The Ministry of Finance is again considering imposing a tax on sweetened beverages eight years after failing to get other ministries’ backing for it.
A “reasonable” special consumption tax on sugary drinks would help protect people’s health in line with the World Health Organization’s recommendation and international practice, it said.
Consumption of sweetened beverages in Vietnam had surged by nearly eight times between 2002 and 2018 to 50.7 liters per person per year.
Surveys by the National Institute of Nutrition in 2001-10 and 2011-20 found the rate of overweight children rising quickly in both urban and rural areas.
In 2012 there were 15 countries imposing a tax on sweetened beverages, but by 2021 it had risen to 50, including six in Vietnam’s neighborhood: Thailand, the Philippines, Malaysia, Laos, Cambodia, and Myanmar.
“WHO recommends that governments take actions to encourage people to consume healthy food, including using tax measures on sugary drinks to orient consumption,” the ministry said.
In 2014 the ministry had proposed a 10% special consumption tax on sweetened beverages, but other ministries opposed it. The Ministries of Planning and Investment and Justice said the argument for the tax was not convincing, and the Ministry of Industry and Trade said it could have a negative impact on businesses.
The finance ministry is also considering hikes in the special consumption tax on beer and other alcoholic beverages and cigarettes.
Between 2016 and 2019 it had increased the rate on beer and certain alcoholic beverages from 55% to 65% and on cigarettes and cigars from 70% to 75%.
But the hikes do not seem have had much effect, the ministry admitted.
Vietnam remained the biggest beer consumer in Southeast Asia and third biggest in Asia. In 2019 an average person consumed 47.6 liters a year, 20% more than in 2015.

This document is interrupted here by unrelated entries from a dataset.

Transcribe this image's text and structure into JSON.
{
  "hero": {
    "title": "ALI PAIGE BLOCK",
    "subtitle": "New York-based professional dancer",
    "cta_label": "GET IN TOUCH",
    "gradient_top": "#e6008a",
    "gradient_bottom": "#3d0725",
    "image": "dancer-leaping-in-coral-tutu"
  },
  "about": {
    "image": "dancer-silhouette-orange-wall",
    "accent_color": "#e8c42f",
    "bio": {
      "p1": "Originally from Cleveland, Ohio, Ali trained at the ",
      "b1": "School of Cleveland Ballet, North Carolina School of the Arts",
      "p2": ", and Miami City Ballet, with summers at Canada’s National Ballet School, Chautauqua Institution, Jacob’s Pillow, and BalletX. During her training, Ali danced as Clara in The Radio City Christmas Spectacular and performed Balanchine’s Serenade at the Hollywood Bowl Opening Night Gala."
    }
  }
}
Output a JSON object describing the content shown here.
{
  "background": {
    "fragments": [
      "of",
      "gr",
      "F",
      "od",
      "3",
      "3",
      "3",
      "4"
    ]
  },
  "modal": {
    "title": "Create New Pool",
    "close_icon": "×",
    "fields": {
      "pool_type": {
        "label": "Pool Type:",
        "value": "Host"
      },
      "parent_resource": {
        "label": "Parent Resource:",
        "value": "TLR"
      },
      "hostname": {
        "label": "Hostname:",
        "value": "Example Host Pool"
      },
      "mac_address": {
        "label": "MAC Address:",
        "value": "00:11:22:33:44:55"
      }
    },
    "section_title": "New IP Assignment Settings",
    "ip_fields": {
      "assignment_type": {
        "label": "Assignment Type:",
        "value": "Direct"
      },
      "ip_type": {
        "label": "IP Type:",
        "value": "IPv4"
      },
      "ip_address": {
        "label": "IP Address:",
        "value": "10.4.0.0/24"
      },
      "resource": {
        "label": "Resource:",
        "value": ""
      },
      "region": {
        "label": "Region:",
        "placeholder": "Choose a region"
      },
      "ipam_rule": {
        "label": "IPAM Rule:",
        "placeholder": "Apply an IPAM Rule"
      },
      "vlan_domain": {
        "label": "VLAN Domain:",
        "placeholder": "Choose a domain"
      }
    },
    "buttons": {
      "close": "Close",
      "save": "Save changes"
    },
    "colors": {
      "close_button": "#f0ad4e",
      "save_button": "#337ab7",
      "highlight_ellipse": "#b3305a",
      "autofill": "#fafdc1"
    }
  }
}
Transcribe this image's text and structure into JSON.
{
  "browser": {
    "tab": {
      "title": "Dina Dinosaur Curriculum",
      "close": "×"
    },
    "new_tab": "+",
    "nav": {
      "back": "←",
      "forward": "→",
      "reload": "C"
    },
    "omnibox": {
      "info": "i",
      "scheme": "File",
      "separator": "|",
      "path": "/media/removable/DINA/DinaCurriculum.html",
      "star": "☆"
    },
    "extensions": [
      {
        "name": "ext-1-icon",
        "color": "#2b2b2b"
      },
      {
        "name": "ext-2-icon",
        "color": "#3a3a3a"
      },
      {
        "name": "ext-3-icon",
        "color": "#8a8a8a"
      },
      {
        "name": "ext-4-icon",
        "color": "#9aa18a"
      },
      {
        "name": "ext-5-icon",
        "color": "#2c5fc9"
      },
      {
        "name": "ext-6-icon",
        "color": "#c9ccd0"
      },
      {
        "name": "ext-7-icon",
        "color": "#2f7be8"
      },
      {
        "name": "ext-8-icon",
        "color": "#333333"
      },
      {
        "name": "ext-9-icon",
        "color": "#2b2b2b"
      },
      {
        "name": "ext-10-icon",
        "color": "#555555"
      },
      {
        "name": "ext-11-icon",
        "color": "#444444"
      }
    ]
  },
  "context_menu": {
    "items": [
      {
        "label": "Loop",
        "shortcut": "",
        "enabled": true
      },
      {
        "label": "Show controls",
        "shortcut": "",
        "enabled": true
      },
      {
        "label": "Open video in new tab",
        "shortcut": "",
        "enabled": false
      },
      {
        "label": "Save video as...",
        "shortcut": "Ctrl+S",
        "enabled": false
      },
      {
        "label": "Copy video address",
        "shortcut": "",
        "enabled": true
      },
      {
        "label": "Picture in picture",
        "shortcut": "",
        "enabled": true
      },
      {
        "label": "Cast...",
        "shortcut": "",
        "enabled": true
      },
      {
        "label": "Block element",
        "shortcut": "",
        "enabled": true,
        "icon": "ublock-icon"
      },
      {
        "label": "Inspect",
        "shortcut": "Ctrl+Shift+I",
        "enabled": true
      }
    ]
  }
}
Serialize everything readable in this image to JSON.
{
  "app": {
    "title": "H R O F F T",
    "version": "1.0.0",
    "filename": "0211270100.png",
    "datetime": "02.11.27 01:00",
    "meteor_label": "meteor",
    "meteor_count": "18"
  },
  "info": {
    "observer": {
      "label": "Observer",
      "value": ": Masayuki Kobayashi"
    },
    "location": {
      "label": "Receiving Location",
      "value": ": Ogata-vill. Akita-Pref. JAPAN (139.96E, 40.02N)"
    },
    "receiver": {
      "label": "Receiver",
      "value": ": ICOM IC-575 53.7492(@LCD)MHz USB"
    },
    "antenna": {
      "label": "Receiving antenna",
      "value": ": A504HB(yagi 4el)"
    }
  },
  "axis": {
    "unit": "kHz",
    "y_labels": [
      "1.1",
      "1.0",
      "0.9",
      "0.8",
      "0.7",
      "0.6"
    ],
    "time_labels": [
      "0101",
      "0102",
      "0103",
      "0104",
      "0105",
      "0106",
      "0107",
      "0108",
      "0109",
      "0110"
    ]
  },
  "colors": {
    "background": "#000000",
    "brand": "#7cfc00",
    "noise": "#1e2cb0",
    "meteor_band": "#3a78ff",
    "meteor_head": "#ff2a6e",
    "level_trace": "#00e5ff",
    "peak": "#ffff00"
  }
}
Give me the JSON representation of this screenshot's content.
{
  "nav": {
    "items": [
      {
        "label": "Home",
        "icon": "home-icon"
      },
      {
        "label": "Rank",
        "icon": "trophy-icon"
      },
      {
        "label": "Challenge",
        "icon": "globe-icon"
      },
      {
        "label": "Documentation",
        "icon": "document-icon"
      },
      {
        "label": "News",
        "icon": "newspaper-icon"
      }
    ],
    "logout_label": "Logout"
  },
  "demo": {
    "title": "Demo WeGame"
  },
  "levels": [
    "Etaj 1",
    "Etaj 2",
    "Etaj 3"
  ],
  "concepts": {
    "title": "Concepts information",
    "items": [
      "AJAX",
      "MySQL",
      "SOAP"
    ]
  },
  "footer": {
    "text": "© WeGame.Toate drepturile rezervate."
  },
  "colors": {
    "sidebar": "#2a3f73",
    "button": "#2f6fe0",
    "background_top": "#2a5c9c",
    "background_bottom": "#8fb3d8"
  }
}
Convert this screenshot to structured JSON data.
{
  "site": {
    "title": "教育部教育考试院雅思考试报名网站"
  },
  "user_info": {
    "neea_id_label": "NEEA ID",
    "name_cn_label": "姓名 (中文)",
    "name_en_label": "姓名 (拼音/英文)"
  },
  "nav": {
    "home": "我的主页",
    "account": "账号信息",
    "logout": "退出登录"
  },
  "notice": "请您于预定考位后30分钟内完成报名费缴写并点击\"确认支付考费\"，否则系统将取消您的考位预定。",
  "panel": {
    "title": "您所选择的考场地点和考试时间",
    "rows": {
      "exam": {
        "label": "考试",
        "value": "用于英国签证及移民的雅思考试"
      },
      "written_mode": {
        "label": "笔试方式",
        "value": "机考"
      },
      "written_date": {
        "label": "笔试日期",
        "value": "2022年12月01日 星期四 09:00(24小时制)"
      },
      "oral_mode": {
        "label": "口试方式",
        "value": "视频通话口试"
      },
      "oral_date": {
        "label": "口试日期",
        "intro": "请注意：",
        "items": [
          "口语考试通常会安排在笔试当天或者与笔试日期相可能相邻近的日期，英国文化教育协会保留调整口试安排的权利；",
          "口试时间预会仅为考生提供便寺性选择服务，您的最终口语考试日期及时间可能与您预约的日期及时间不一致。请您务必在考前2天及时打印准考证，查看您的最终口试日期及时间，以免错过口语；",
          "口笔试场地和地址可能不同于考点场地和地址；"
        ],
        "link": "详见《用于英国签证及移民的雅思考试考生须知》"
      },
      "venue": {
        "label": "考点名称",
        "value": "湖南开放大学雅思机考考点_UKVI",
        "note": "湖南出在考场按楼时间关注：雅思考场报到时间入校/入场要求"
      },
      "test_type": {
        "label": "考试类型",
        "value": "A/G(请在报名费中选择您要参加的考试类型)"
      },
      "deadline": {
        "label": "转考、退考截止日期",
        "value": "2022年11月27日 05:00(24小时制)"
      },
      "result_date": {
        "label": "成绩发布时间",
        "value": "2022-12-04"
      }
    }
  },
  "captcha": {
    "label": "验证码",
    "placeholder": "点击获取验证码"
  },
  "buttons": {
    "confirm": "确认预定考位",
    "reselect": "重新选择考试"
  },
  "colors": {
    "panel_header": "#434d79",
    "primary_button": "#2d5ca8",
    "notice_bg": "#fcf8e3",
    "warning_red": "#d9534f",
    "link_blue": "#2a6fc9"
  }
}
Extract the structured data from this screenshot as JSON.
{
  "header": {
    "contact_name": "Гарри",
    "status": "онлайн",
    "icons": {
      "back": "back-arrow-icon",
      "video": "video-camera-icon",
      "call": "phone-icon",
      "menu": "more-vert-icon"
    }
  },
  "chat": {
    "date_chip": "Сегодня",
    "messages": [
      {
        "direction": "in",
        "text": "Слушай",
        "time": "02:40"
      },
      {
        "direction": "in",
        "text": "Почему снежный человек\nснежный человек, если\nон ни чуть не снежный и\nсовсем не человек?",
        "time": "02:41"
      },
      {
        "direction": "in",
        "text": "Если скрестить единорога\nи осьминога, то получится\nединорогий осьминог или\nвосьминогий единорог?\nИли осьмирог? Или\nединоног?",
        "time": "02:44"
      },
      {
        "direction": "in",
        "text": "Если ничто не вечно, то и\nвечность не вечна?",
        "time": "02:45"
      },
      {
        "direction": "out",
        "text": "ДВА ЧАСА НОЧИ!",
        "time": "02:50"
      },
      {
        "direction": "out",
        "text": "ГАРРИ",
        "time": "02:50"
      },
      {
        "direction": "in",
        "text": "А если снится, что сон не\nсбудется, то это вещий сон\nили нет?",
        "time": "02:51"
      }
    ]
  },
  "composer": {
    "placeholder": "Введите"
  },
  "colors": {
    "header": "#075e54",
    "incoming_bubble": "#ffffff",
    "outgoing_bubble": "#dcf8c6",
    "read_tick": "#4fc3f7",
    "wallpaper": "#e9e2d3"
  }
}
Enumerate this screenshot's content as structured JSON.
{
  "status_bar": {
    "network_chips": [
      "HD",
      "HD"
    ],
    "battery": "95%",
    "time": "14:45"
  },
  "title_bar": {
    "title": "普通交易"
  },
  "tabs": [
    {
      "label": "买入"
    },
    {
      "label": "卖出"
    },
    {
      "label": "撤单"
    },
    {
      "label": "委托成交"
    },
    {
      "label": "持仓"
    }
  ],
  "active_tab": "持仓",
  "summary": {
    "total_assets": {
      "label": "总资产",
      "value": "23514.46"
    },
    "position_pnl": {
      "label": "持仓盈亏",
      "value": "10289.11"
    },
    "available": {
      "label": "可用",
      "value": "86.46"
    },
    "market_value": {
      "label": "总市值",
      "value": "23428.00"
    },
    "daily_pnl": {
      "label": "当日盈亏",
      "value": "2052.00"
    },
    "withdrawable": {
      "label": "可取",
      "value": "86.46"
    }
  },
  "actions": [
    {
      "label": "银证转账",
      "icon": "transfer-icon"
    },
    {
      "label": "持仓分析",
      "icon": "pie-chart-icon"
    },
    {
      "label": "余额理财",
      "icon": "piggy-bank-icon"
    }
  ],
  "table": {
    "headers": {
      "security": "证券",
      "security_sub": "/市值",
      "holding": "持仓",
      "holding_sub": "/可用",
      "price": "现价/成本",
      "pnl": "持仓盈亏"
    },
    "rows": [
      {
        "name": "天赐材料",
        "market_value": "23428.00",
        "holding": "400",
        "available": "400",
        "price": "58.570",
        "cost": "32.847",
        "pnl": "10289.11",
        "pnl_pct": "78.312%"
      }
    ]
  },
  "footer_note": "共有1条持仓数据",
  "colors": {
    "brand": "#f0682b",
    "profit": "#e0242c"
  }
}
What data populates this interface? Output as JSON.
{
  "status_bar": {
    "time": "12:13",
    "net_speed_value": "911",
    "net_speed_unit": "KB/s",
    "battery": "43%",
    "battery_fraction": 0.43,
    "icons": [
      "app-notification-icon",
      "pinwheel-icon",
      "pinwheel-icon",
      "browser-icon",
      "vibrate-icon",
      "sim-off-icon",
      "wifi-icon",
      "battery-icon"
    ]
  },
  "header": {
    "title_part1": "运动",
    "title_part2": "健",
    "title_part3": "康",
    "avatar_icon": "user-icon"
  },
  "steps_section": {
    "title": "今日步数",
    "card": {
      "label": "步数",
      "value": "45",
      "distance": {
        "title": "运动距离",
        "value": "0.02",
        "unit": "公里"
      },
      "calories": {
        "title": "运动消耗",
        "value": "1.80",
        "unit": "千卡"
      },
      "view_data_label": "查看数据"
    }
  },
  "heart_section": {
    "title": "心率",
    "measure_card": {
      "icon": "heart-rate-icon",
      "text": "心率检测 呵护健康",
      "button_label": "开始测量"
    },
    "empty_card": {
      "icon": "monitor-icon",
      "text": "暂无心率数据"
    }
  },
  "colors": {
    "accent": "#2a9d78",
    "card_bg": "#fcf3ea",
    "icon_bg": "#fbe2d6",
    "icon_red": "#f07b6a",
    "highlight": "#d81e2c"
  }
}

In 2020 around 42.3% of Vietnamese men smoked, while the government’s target had been to bring it down to 37%.
But the country’s taxes on alcoholic drinks remain lower than in other countries, and account for only 30% of retail price compared to 40-85% elsewhere, according to WHO.
On cigarettes, the rate is 35% compared to 70% in Thailand, 69% in Singapore, 57% in Malaysia, and 51% in Indonesia. It is as high as 80% in France and 75% in Germany.
Another reason for the ministry’s proposal to increase the tax is that prices of alcoholic drinks have been rising slower than average incomes.
In 1998 it had taken a person 8.2% of their annual income to buy 10 liters of Vodka Hanoi, but by 2014 the ratio had dropped to 2.2%. In the case of red wine, the rate had dropped from 5.9% to 1.6%.